И покупатель проходит дальше.

А она действительно жрет курей, как собака, на них кидается. Говорю я Двум Аистятам: «Прирежь ты ее лучше, свинью эту, и на мясо продай. Так у тебя никто ее не купит», – «Да у ней и мяса нет, – жалуется Два Аистенка. – Одни кости растут».

Коли не везет кому, так уж не везет.

Два Аистенка гонит обратно свою свинью, я несу обратно перец, но мне хоть не холодно, я не ежусь зябко, а шагаю по тропке с достоинством – только снег под ногами поскрипывает.

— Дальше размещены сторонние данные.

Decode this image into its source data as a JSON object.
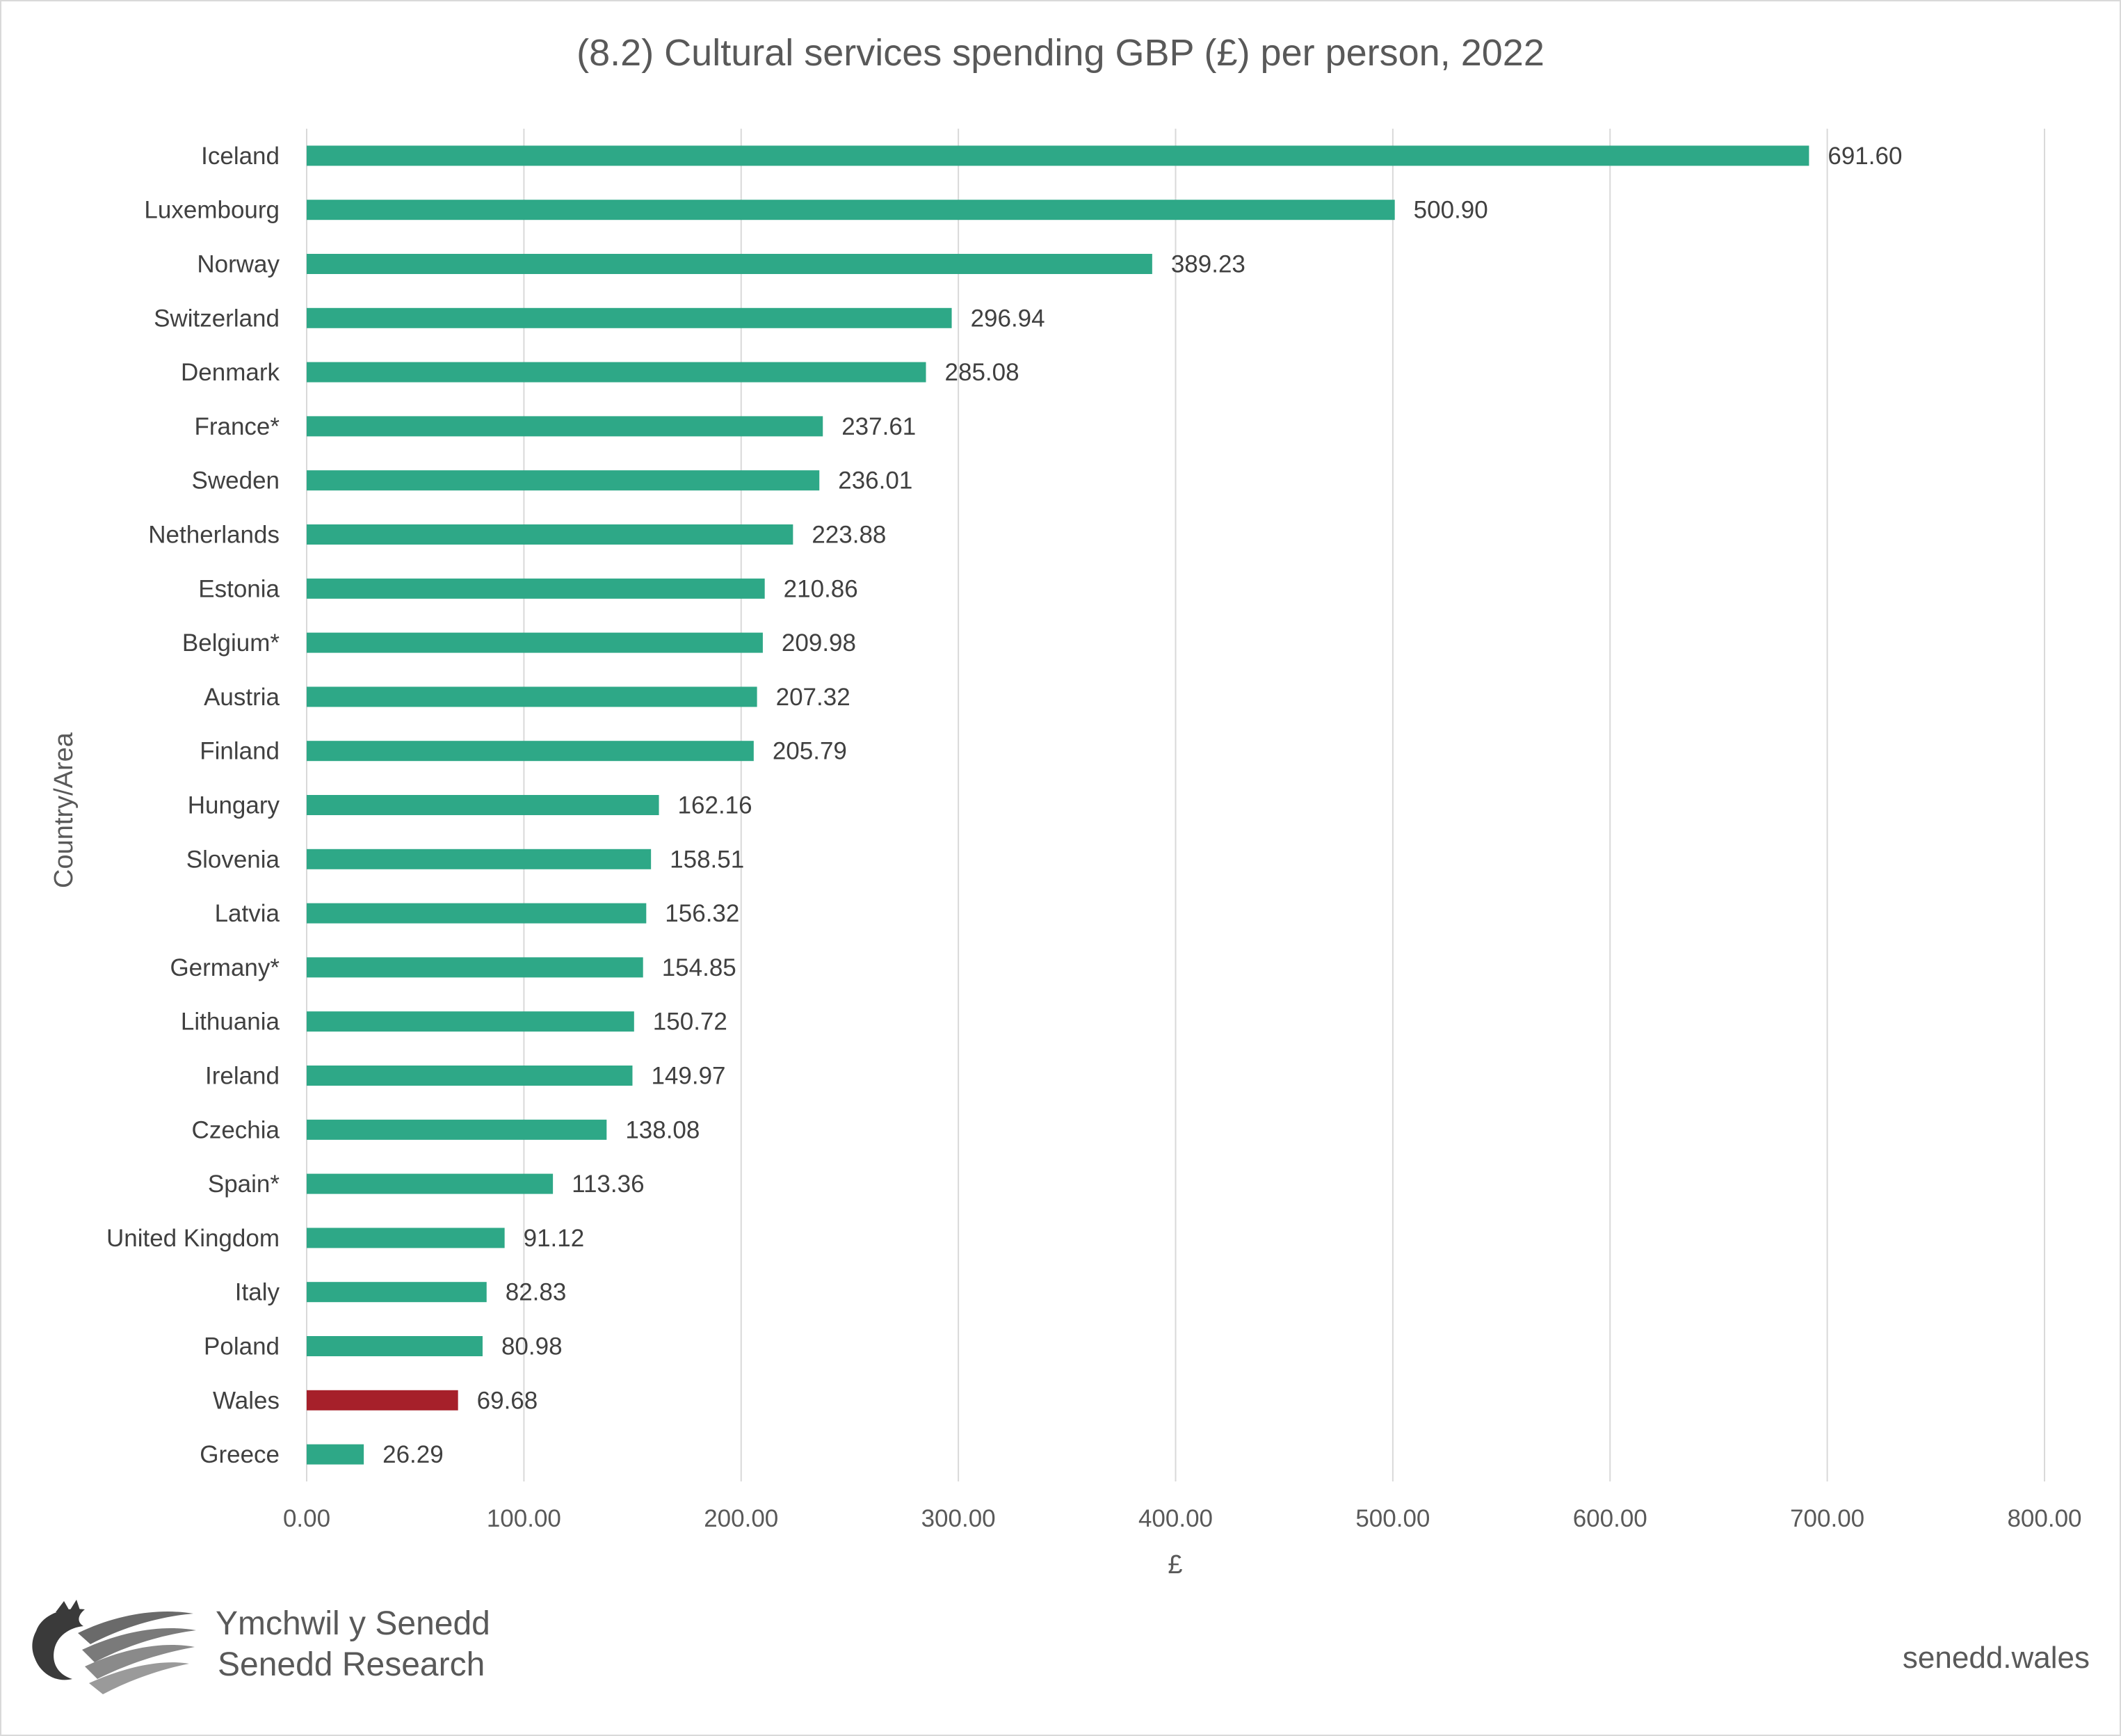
{
  "chart_data": {
    "type": "bar",
    "orientation": "horizontal",
    "title": "(8.2) Cultural services spending GBP (£) per person, 2022",
    "xlabel": "£",
    "ylabel": "Country/Area",
    "xlim": [
      0,
      800
    ],
    "xticks": [
      "0.00",
      "100.00",
      "200.00",
      "300.00",
      "400.00",
      "500.00",
      "600.00",
      "700.00",
      "800.00"
    ],
    "grid": "vertical",
    "legend": "none",
    "categories": [
      "Iceland",
      "Luxembourg",
      "Norway",
      "Switzerland",
      "Denmark",
      "France*",
      "Sweden",
      "Netherlands",
      "Estonia",
      "Belgium*",
      "Austria",
      "Finland",
      "Hungary",
      "Slovenia",
      "Latvia",
      "Germany*",
      "Lithuania",
      "Ireland",
      "Czechia",
      "Spain*",
      "United Kingdom",
      "Italy",
      "Poland",
      "Wales",
      "Greece"
    ],
    "values": [
      691.6,
      500.9,
      389.23,
      296.94,
      285.08,
      237.61,
      236.01,
      223.88,
      210.86,
      209.98,
      207.32,
      205.79,
      162.16,
      158.51,
      156.32,
      154.85,
      150.72,
      149.97,
      138.08,
      113.36,
      91.12,
      82.83,
      80.98,
      69.68,
      26.29
    ],
    "value_labels": [
      "691.60",
      "500.90",
      "389.23",
      "296.94",
      "285.08",
      "237.61",
      "236.01",
      "223.88",
      "210.86",
      "209.98",
      "207.32",
      "205.79",
      "162.16",
      "158.51",
      "156.32",
      "154.85",
      "150.72",
      "149.97",
      "138.08",
      "113.36",
      "91.12",
      "82.83",
      "80.98",
      "69.68",
      "26.29"
    ],
    "bar_color": "#2ea887",
    "highlight_category": "Wales",
    "highlight_color": "#a6202a",
    "grid_color": "#d9d9d9"
  },
  "branding": {
    "logo_icon": "senedd-dragon-logo-icon",
    "name_cy": "Ymchwil y Senedd",
    "name_en": "Senedd Research",
    "website": "senedd.wales"
  }
}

Так я и перезимовал эту зиму в бурке. Тот, кто носил бурку, знает, что это такое, а кто не носил, даст бог, еще обзаведется и сам почувствует, что значит бурка. В лес за дровами пойти, на мельницу сходить, на край света коли надо отправиться – всюду в бурке пройдешь, и ничего тебе не сделается. Какие только вьюги меня не настигали, но я наголовник нахлобучу поглубже, и плевать я хотел на все вьюги. В деревне все мою бурку знают, да и в соседних деревнях тоже, потому как ии к кузнецу в ней ходил, и на свадьбы, и даже в церковь ходил раз. Так что, можно сказать, все уже мою бурку перевидали, да и одалживать ее случалось. Придет сосед. «Так и так, – говорит, – Лазар, одолжи мне бурку, на маслобойню еду». Может, мне и не слишком приятно, но что делать – одалживал.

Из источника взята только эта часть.